Passo 4. Debug nas falhas específicas. Para cada caso que falhou, leia o que o agente fez, por que errou, e ajuste. Pode ser prompt, regra explícita, tool faltando, contexto não fornecido. A falha é o melhor professor.
Passo 5. Re-rodar até passar. Repita até atingir o limiar que seu caso de negócio tolera. Triagem médica pede 99,9%. Prospecção comercial, 80% já ajuda. Depilação a laser, 95%.
Esse ciclo é o que separa o agente que entrega valor do agente que só parece inteligente. O próprio framework que usamos na FSTech para desenvolver opera nessa ordem, e é o mesmo princípio que a Palantir acabou de nomear formalmente.
O meta-padrão: agentes construindo agentes
A parte mais provocativa da DevCon 5 foi um segundo agente apresentado na mesma demo. O time percebeu que o feedback dos operadores em produção era ruim demais para ser útil. Comentários como "isso está errado" sem contexto não ensinam nada ao agente principal.
A solução foi construir um segundo agente, menor, que intercepta feedback ruim e pergunta clarificações ao usuário antes de registrar. "Por que está errado? Qual seria a saída correta? O que faltou?" Treina o humano a dar feedback útil, enquanto enriquece o dataset que alimenta o agente principal.
O efeito composto é o que a Palantir chamou de agents building agents building agents. Não é autonomia caótica. É recursão controlada, onde cada nível tem uma função específica. E todo o ciclo é orquestrado pela ontologia, que serve como substrato compartilhado entre humanos e agentes.
O que isso muda para quem contrata IA
Se você vai contratar automação com IA em 2026, faça duas perguntas ao fornecedor antes de fechar:
- Qual a suite de testes automatizada que roda contra esse agente, e qual a accuracy atual dela? Se a resposta for silêncio, respiração ou "testamos manualmente", é sinal de que o prototipo vai virar problema operacional seu.

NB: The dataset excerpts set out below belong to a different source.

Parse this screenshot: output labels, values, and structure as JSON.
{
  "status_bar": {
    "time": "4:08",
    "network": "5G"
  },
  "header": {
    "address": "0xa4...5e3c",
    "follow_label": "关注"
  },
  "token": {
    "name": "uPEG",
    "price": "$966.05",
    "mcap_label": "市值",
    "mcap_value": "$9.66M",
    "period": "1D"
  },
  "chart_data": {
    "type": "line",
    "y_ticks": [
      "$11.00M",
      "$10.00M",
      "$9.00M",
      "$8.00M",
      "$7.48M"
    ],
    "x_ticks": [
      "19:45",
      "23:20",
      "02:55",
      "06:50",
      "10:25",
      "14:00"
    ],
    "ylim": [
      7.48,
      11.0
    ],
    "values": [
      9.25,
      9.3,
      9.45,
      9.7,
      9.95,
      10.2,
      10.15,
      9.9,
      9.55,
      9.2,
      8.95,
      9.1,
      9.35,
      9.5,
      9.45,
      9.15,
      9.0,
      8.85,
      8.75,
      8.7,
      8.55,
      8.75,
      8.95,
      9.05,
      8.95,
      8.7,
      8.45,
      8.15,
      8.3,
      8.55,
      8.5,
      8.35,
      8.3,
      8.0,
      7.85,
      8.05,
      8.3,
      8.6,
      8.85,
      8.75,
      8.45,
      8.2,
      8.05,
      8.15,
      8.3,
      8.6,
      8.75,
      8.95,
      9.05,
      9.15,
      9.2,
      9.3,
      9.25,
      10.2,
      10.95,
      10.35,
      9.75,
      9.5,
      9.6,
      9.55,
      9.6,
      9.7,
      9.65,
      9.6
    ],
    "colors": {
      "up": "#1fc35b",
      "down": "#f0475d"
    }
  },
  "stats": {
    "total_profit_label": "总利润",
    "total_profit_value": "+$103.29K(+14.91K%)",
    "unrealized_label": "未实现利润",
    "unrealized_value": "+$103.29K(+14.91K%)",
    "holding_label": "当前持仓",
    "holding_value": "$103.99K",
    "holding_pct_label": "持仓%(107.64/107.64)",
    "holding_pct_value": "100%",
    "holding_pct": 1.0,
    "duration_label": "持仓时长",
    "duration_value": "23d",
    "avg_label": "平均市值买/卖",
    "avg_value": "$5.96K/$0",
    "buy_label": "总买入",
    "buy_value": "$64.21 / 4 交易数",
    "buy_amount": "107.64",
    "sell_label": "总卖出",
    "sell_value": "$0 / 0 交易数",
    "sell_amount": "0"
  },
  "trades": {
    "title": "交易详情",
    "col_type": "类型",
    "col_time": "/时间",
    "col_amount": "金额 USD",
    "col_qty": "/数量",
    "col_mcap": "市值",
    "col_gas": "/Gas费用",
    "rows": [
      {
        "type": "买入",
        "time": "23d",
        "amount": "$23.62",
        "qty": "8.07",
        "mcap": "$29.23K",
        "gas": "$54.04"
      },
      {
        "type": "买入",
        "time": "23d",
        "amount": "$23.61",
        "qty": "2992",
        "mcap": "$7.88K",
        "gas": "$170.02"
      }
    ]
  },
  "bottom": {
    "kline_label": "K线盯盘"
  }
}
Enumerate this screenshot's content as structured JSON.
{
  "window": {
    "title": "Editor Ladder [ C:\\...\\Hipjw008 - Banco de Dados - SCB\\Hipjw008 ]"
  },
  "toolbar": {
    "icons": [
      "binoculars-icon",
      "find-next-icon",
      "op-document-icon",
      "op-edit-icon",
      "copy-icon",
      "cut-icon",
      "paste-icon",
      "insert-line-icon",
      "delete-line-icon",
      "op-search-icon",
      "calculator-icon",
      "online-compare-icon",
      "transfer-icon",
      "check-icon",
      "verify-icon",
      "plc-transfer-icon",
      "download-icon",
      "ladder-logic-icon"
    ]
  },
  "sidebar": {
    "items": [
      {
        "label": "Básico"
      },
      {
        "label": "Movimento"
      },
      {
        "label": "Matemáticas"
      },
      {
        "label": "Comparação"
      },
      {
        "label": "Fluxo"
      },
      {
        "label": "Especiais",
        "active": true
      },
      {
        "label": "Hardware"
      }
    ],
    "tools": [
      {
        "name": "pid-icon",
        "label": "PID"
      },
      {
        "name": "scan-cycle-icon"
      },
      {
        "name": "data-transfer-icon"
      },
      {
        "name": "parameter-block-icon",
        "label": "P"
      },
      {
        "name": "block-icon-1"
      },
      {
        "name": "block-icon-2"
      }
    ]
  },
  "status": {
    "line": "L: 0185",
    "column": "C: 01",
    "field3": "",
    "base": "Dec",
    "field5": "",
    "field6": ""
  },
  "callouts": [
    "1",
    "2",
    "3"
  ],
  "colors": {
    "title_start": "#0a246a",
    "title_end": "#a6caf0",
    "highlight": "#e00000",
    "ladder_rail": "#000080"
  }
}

- Como o feedback de produção é estruturado e realimenta o ciclo? Se a resposta envolve log puro, chat de suporte ou planilha manual, o agente não vai melhorar com o tempo. Vai degradar.
Quem tem essas duas respostas prontas está operando em modo Eval-Driven. Quem não tem está vendendo prototipo caro como produto.
Fechamento
A Palantir nomeou Eval-Driven Development como paradigma central do AIFDE. Não inventou. Formalizou o que já fazia e forçou o mercado a olhar.
A lição para quem opera fora da Palantir é mais simples do que parece. Sem Ontologia Operacional, IA vira teatro de prototipo. Com OO e EDD, vira agente que opera, aprende e compõe valor real.
Colocar IA em produção sem eval é colocar IA em produção sem segurança. O custo aparece depois, em silêncio, e cobra mais do que teria custado testar antes.